| The root problem is that a lot of higher education is nurturing a culture of cheaters right now. Your future doctors, scientists, government officials, etc... will have had to compete and gain coveted academic and career opportunities, in an environment that both has been heavily gamified, and is being overrun by cheaters. Insulting measures like this TopHat practically endorses the culture of cheating, by telling students that they can't be trusted, and turning into yet another cheating challenge/task. Schools with any integrity should be bending over backwards to find, nurture, and support students of integrity. And to save those who only got admitted by being sketchy, but first semester is a chance to unlearn the bad lessons from before. Not by treating them as criminals to be monitored, but by treating them like the respectable people they should aspire to be, and which the school expects and requires that they be. And, for any hopelessly shitty students, who fail to honor this first semester extension of trust, the school should smack them to the curb. Lost tuition income, lost named buildings/chairs, and expensive lawsuits from helicopter parents, be damned. |
A couple weeks ago there was an exam in an R1 institution that double booked the facility so one section did the exam in person on campus and the other did it "from home". The score distribution of the in person exam was a typical bell curve, and the distribution of the online exam looking like a power-law curve with over half the students scoring 100%.

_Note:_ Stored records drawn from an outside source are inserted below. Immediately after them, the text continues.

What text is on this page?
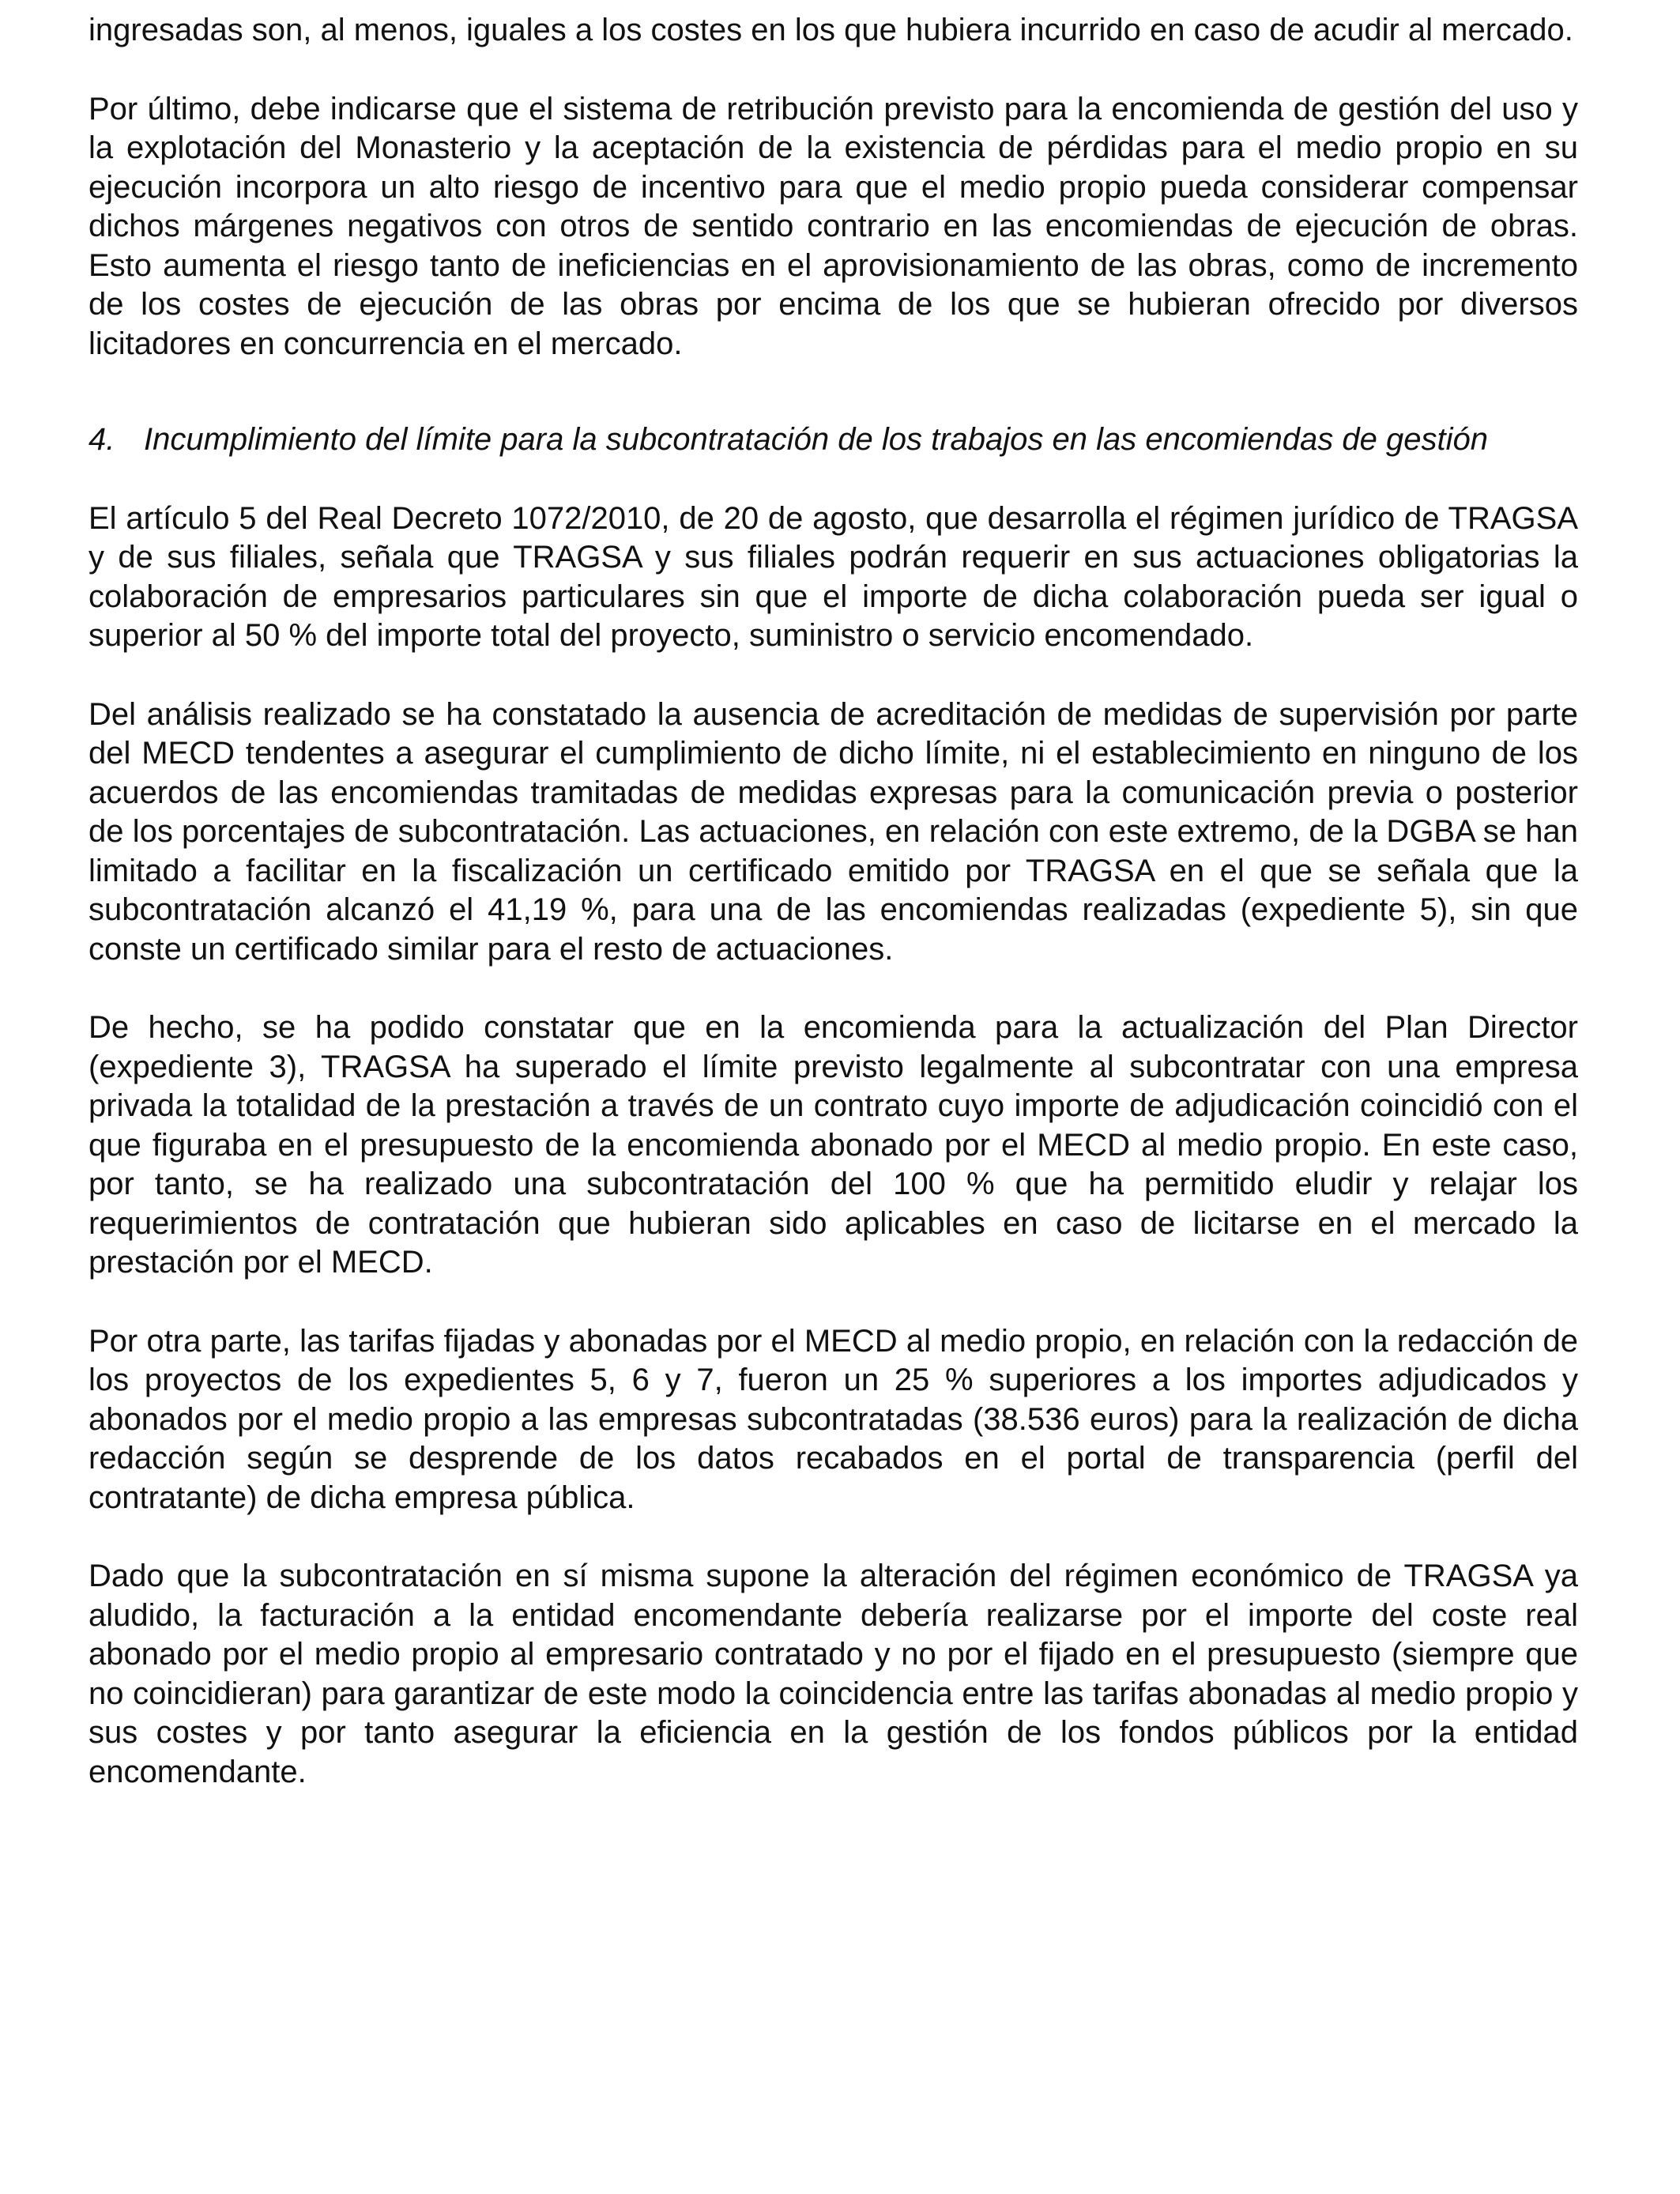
ingresadas son, al menos, iguales a los costes en los que hubiera incurrido en caso de acudir al mercado.

Por último, debe indicarse que el sistema de retribución previsto para la encomienda de gestión del uso y la explotación del Monasterio y la aceptación de la existencia de pérdidas para el medio propio en su ejecución incorpora un alto riesgo de incentivo para que el medio propio pueda considerar compensar dichos márgenes negativos con otros de sentido contrario en las encomiendas de ejecución de obras. Esto aumenta el riesgo tanto de ineficiencias en el aprovisionamiento de las obras, como de incremento de los costes de ejecución de las obras por encima de los que se hubieran ofrecido por diversos licitadores en concurrencia en el mercado.

4. Incumplimiento del límite para la subcontratación de los trabajos en las encomiendas de gestión

El artículo 5 del Real Decreto 1072/2010, de 20 de agosto, que desarrolla el régimen jurídico de TRAGSA y de sus filiales, señala que TRAGSA y sus filiales podrán requerir en sus actuaciones obligatorias la colaboración de empresarios particulares sin que el importe de dicha colaboración pueda ser igual o superior al 50 % del importe total del proyecto, suministro o servicio encomendado.

Del análisis realizado se ha constatado la ausencia de acreditación de medidas de supervisión por parte del MECD tendentes a asegurar el cumplimiento de dicho límite, ni el establecimiento en ninguno de los acuerdos de las encomiendas tramitadas de medidas expresas para la comunicación previa o posterior de los porcentajes de subcontratación. Las actuaciones, en relación con este extremo, de la DGBA se han limitado a facilitar en la fiscalización un certificado emitido por TRAGSA en el que se señala que la subcontratación alcanzó el 41,19 %, para una de las encomiendas realizadas (expediente 5), sin que conste un certificado similar para el resto de actuaciones.

De hecho, se ha podido constatar que en la encomienda para la actualización del Plan Director (expediente 3), TRAGSA ha superado el límite previsto legalmente al subcontratar con una empresa privada la totalidad de la prestación a través de un contrato cuyo importe de adjudicación coincidió con el que figuraba en el presupuesto de la encomienda abonado por el MECD al medio propio. En este caso, por tanto, se ha realizado una subcontratación del 100 % que ha permitido eludir y relajar los requerimientos de contratación que hubieran sido aplicables en caso de licitarse en el mercado la prestación por el MECD.

Por otra parte, las tarifas fijadas y abonadas por el MECD al medio propio, en relación con la redacción de los proyectos de los expedientes 5, 6 y 7, fueron un 25 % superiores a los importes adjudicados y abonados por el medio propio a las empresas subcontratadas (38.536 euros) para la realización de dicha redacción según se desprende de los datos recabados en el portal de transparencia (perfil del contratante) de dicha empresa pública.

Dado que la subcontratación en sí misma supone la alteración del régimen económico de TRAGSA ya aludido, la facturación a la entidad encomendante debería realizarse por el importe del coste real abonado por el medio propio al empresario contratado y no por el fijado en el presupuesto (siempre que no coincidieran) para garantizar de este modo la coincidencia entre las tarifas abonadas al medio propio y sus costes y por tanto asegurar la eficiencia en la gestión de los fondos públicos por la entidad encomendante.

Thankfully this outraged the professor, and through a variety of means (which I will not disclose publicly) over 25% of the students were caught red handed. Actions are being taken against them, though I'm not sure how far they will go. The evidence against them is overwhelmingly conclusive. In some cases the evidence led to more evidence of cheating in other courses. It seems clear that more that 25% cheated, but I guess catching some is better than none.
As someone who is keenly aware of this crisis, I feel tiny bursts of relief when I see these small wins, though it does feel a bit like bailing an ocean with a teacup.